#Ronald Lauder plans to save NYC gifted and talented program

“#Ronald Lauder plans to save NYC gifted and talented program”
Ronald Lauder is planning a seven-figure gift for the gifted.
The cosmetics billionaire and philanthropist is preparing a full-court press to save the city’s gifted and talented program.
The advertising and PR campaign comes despite Mayor-elect Eric Adams promise to reverse Mayor de Blasio’s decision to scrap the program.
“I trust Eric Adams completely,” Lauder insisted, saying the two recently had a friendly visit at the billionaire’s Manhattan home. “[But] I think that when he gets in, there’s going to be a lot of pressure on him to get rid of it, because there are many, many interests that are not necessarily about the future of gifted and talented schools and more about what is … political.”
Lauder and his longtime partner in education issues, former Time Warner CEO Richard Parsons, have partnered with the the consulting shop Tusk Strategies, which most recently ran Andrew Yang’s mayoral campaign.
“Ronald Lauder and Dick are going to give Mayor-elect Adams paid media support to help their case,” Tusk Co-CEO Chris Coffey told The Post.

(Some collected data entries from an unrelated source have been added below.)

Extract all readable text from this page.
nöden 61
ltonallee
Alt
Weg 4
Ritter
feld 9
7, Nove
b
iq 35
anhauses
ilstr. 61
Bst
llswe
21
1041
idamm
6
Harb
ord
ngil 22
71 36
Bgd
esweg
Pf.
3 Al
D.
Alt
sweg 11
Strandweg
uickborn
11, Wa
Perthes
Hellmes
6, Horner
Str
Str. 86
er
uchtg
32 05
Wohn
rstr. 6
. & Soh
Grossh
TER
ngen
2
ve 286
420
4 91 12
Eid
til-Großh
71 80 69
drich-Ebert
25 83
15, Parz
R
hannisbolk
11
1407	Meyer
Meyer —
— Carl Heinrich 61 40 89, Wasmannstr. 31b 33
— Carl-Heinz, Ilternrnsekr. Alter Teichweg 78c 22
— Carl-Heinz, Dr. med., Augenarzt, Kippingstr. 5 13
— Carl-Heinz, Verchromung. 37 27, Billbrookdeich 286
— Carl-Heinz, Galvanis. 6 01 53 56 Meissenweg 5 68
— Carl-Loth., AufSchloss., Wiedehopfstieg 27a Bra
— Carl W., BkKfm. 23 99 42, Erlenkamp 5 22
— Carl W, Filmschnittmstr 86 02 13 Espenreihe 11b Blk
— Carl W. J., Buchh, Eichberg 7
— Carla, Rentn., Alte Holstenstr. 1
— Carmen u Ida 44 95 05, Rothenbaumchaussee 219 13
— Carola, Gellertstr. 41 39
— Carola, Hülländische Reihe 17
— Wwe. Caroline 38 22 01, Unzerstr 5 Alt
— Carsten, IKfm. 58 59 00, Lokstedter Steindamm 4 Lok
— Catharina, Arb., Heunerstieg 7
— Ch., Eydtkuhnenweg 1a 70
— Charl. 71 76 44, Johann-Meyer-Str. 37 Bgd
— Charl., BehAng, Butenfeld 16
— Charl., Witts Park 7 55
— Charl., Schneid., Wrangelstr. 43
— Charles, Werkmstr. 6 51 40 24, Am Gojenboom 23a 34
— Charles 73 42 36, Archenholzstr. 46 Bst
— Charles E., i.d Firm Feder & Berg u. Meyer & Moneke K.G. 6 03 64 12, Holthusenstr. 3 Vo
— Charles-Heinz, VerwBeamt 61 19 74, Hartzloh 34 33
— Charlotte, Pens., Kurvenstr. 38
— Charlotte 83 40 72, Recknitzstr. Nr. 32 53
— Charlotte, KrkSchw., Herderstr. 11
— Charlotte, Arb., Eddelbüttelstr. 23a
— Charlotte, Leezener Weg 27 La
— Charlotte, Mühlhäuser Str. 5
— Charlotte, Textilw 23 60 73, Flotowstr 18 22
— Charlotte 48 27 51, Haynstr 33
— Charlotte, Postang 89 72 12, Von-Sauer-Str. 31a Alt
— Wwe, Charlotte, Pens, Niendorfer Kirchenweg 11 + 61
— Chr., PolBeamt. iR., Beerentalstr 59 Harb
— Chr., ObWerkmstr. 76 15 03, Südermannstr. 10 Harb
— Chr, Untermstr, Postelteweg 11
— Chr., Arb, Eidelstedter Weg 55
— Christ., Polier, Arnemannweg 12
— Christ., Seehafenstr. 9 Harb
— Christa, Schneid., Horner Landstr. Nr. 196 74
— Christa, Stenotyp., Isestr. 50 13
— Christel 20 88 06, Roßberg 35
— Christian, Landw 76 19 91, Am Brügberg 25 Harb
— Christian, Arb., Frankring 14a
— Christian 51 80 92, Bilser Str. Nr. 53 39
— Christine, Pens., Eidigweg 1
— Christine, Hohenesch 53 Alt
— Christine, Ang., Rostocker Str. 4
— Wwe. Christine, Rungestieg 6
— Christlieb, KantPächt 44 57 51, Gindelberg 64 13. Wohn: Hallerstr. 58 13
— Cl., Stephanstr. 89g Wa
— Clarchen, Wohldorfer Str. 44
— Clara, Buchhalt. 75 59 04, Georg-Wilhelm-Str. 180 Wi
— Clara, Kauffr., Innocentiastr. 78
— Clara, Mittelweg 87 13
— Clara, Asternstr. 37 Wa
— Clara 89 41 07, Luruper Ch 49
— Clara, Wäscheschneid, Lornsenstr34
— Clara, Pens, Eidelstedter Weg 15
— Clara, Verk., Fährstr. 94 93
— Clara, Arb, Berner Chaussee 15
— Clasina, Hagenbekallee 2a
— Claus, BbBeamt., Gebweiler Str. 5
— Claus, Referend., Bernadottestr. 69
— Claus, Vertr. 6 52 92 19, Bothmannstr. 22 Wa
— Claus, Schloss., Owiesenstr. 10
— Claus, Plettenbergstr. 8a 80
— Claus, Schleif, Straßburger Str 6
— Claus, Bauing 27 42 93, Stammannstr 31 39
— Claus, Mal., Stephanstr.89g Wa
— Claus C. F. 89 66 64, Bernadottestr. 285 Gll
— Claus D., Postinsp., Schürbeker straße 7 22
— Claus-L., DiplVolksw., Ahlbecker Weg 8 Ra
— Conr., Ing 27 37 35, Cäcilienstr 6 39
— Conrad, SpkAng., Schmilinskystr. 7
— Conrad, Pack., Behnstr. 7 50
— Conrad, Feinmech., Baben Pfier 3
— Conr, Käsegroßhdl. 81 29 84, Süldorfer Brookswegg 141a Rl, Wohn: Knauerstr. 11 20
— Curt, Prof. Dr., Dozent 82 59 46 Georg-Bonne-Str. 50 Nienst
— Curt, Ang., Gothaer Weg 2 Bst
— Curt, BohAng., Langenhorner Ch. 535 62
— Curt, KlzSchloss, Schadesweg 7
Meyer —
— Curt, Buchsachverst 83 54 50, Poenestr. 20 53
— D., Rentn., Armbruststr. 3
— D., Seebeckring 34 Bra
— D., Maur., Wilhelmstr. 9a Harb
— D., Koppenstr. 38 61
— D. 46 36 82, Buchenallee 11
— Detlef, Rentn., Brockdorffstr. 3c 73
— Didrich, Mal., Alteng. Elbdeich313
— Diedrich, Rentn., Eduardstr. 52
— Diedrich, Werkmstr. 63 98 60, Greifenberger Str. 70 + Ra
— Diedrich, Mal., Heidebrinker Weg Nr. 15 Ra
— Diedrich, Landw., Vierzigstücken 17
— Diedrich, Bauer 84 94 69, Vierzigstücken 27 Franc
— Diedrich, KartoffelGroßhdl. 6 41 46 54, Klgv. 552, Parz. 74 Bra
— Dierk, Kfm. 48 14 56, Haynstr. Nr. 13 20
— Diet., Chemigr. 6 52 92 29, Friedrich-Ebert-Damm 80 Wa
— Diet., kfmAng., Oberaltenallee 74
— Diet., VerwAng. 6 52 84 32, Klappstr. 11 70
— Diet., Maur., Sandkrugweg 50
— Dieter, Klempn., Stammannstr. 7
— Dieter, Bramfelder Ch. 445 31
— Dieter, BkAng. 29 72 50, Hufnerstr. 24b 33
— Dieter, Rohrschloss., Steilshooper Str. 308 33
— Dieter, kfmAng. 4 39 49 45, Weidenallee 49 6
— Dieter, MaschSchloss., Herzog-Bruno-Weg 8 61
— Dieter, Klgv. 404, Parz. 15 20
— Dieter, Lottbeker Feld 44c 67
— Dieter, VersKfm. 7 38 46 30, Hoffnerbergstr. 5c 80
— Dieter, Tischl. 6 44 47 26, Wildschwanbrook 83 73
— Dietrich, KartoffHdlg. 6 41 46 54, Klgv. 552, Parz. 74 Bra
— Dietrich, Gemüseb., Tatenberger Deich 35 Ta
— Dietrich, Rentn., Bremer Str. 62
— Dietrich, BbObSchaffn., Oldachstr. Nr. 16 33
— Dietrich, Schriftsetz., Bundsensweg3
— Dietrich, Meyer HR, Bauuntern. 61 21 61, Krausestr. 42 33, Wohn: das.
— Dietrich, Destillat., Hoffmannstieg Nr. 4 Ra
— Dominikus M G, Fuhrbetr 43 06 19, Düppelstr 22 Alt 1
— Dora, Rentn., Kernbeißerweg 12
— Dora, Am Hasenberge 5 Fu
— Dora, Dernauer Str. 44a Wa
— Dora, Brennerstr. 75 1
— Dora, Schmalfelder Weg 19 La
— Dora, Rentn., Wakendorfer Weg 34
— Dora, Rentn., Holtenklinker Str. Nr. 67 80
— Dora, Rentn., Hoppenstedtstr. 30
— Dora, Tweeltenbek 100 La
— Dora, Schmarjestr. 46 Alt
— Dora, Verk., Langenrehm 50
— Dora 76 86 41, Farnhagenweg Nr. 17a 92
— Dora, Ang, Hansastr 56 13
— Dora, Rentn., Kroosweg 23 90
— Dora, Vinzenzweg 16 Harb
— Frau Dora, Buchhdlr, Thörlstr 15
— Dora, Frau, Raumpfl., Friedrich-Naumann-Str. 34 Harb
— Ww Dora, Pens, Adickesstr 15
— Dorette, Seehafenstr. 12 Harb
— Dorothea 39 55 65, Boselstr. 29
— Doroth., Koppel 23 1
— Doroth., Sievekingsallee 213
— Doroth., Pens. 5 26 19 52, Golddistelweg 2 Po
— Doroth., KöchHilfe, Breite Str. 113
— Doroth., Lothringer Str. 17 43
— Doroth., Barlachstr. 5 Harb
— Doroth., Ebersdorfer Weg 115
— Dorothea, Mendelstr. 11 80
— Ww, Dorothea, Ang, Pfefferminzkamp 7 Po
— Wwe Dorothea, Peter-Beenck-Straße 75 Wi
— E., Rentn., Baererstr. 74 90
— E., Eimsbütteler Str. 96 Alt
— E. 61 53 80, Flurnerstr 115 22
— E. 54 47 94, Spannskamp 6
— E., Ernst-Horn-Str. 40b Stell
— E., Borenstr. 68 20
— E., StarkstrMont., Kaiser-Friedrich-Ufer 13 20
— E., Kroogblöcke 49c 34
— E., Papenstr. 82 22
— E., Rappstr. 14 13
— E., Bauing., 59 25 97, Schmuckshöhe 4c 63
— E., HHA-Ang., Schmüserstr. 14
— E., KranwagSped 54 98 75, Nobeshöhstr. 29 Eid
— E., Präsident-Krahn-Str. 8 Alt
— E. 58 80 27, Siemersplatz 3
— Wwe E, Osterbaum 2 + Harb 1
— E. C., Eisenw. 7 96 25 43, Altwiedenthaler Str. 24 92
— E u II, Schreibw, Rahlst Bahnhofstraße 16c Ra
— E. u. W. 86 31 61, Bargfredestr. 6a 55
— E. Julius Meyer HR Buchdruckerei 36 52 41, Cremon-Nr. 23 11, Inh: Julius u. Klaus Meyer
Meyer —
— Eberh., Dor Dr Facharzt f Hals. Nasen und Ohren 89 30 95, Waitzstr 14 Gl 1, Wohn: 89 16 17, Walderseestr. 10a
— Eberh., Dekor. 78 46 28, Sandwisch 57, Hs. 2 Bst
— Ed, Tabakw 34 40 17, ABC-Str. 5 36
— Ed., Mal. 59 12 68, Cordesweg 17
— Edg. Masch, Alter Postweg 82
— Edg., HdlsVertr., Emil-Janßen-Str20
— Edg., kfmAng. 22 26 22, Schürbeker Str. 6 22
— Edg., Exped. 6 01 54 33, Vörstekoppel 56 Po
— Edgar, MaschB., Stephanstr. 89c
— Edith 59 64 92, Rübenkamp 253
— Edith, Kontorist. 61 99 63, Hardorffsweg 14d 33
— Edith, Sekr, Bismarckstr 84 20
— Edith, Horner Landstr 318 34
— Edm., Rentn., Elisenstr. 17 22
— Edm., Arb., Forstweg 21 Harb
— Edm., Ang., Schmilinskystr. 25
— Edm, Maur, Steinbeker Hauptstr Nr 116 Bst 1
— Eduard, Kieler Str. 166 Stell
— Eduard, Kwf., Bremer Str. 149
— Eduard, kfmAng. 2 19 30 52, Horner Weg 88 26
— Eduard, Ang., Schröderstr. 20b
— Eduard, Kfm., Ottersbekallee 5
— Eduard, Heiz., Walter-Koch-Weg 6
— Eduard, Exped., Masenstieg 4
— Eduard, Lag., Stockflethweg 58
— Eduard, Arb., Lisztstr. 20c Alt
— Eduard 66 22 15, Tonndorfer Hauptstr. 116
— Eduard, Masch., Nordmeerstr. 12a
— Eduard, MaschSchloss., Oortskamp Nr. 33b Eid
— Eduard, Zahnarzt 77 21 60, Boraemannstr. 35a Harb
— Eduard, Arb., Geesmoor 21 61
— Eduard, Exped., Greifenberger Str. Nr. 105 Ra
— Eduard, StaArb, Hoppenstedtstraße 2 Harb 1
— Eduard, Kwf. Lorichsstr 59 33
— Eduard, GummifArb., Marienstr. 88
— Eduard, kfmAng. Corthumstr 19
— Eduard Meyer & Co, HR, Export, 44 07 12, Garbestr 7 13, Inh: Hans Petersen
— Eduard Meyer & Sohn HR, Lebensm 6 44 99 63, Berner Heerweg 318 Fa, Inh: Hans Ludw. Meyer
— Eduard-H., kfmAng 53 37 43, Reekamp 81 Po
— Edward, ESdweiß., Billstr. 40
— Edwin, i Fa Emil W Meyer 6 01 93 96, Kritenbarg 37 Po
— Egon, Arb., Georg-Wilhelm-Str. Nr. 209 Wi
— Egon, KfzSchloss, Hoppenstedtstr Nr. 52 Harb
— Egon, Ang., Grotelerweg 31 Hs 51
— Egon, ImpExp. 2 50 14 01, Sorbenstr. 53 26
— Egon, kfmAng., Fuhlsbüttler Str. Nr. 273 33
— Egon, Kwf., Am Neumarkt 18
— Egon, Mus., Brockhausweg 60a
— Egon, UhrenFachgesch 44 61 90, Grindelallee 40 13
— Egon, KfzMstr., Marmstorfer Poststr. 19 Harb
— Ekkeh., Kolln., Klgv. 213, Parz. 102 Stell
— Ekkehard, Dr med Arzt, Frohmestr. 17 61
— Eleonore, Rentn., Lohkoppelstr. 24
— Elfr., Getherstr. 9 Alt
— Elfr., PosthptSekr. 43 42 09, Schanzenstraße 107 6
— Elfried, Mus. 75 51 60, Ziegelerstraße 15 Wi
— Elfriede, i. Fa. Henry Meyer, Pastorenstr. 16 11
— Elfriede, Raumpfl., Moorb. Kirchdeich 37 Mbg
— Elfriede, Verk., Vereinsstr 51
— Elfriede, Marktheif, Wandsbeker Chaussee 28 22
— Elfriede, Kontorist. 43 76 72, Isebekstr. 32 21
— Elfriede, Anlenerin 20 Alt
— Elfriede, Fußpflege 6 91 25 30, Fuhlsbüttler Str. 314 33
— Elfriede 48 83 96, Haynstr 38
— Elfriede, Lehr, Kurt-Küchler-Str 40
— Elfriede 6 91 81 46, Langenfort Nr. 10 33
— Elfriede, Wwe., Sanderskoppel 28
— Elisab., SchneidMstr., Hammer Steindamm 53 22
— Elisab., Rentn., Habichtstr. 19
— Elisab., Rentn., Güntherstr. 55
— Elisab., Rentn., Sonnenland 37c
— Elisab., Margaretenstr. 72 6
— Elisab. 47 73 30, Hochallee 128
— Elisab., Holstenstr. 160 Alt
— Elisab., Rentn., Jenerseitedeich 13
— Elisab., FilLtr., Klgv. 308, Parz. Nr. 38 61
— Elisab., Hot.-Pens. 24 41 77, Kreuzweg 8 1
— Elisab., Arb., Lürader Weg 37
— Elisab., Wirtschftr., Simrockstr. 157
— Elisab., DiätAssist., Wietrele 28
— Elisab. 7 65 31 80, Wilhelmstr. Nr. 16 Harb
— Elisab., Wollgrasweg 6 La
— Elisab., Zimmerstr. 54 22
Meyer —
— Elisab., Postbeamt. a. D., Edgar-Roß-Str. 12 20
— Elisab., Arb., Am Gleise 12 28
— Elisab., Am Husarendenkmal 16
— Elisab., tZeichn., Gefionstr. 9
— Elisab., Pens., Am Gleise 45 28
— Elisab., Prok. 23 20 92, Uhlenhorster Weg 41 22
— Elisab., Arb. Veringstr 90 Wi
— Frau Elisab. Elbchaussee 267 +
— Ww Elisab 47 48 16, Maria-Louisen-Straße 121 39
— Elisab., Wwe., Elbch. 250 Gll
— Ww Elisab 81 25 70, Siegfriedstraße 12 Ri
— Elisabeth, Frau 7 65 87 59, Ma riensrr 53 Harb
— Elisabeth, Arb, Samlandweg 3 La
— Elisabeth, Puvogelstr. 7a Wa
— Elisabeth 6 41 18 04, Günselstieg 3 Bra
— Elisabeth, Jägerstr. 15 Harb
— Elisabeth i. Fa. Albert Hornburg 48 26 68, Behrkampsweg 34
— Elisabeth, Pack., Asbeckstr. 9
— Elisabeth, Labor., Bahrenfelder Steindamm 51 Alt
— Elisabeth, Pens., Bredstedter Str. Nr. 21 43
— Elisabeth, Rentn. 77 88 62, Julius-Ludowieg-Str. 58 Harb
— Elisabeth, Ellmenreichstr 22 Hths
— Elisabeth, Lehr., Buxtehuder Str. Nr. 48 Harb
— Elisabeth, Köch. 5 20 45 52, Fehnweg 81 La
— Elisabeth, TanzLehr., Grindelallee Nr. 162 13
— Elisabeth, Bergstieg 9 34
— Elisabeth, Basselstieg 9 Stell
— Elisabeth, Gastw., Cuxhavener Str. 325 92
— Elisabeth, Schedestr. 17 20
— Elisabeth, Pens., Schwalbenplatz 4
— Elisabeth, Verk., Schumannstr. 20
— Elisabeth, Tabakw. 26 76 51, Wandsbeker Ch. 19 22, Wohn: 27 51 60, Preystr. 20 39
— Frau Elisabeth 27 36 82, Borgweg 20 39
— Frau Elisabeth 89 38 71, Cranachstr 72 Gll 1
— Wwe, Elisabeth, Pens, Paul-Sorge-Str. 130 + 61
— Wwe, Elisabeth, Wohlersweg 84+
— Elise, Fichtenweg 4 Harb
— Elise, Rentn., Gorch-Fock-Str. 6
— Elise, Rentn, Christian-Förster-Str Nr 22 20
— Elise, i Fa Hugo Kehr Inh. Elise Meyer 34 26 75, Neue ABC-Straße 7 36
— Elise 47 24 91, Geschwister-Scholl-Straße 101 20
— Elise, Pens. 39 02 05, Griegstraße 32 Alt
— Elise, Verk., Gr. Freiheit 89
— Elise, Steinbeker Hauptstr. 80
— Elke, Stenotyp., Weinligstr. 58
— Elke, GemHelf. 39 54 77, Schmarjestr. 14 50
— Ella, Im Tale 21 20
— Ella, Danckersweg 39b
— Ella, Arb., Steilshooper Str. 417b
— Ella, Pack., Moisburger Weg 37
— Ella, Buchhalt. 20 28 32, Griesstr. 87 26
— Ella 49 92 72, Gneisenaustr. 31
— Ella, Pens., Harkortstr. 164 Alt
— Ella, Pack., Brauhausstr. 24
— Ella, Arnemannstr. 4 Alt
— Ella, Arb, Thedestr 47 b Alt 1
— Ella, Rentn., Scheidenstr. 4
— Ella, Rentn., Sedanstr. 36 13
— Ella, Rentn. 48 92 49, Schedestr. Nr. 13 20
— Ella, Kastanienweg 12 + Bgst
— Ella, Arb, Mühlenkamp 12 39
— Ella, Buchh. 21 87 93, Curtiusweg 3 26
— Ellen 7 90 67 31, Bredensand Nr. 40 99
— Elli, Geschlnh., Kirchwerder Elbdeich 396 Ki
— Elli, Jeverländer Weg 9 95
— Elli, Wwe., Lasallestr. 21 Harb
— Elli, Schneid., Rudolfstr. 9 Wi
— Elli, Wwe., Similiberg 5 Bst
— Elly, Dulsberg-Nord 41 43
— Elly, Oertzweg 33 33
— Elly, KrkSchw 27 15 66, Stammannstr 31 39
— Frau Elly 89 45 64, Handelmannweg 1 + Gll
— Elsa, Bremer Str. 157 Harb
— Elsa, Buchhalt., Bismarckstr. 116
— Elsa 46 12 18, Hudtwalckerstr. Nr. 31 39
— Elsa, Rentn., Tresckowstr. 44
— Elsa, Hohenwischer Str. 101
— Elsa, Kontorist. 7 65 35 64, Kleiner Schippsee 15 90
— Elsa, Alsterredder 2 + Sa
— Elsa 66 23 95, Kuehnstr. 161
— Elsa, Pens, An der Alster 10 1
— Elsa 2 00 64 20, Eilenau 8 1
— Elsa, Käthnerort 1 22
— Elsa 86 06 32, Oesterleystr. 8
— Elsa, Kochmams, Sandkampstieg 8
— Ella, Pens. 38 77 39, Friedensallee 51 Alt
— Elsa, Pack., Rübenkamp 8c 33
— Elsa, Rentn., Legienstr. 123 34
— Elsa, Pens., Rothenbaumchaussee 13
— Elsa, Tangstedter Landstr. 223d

The spend will go to digital, print and radio ads with television spots also possible. The campaign will also team with grassroots groups to lobby the new City Council and is preparing “activist stunts” with parent groups to make sure the issue stays in the news.
There isn’t a hard dollar amount. People familiar with the plans say $500,000 has already been budgeted in the coming weeks, and millions more is ready to go if needed.
It’s not Lauder’s first foray into education issues. He and Parsons successfully fought to defend the city’s endangered Specialized High Schools Admissions Test, spending millions on that effort since 2019 through their Education Equity Campaign.
“De Blasio could not have been a worse mayor for education and we fought him and we won on specialized schools but it wasn’t easy,” Lauder recalled.
Critics have called both the SHSAT and the gifted and talented programs racist, citing poor minority enrollment numbers.
“You can call anything racist. It’s open to all, so how can it be racist?” Lauder said, dismissing the charge.
He said the achievement gap among minority students had to do with access to test prep and crowed about results showing minority students tutored by EEC significantly outperformed the citywide average.

Lauder, 77, ran for mayor himself in 1989 (losing the GOP nomination to Rudy Giuliani) and spent $4 million on a successful campaign to implement term limits on elected city leaders in 1993. More recently Lauder, who also serves as President of the World Jewish Congress, pledged $25 million to a campaign to fight anti-Semitism.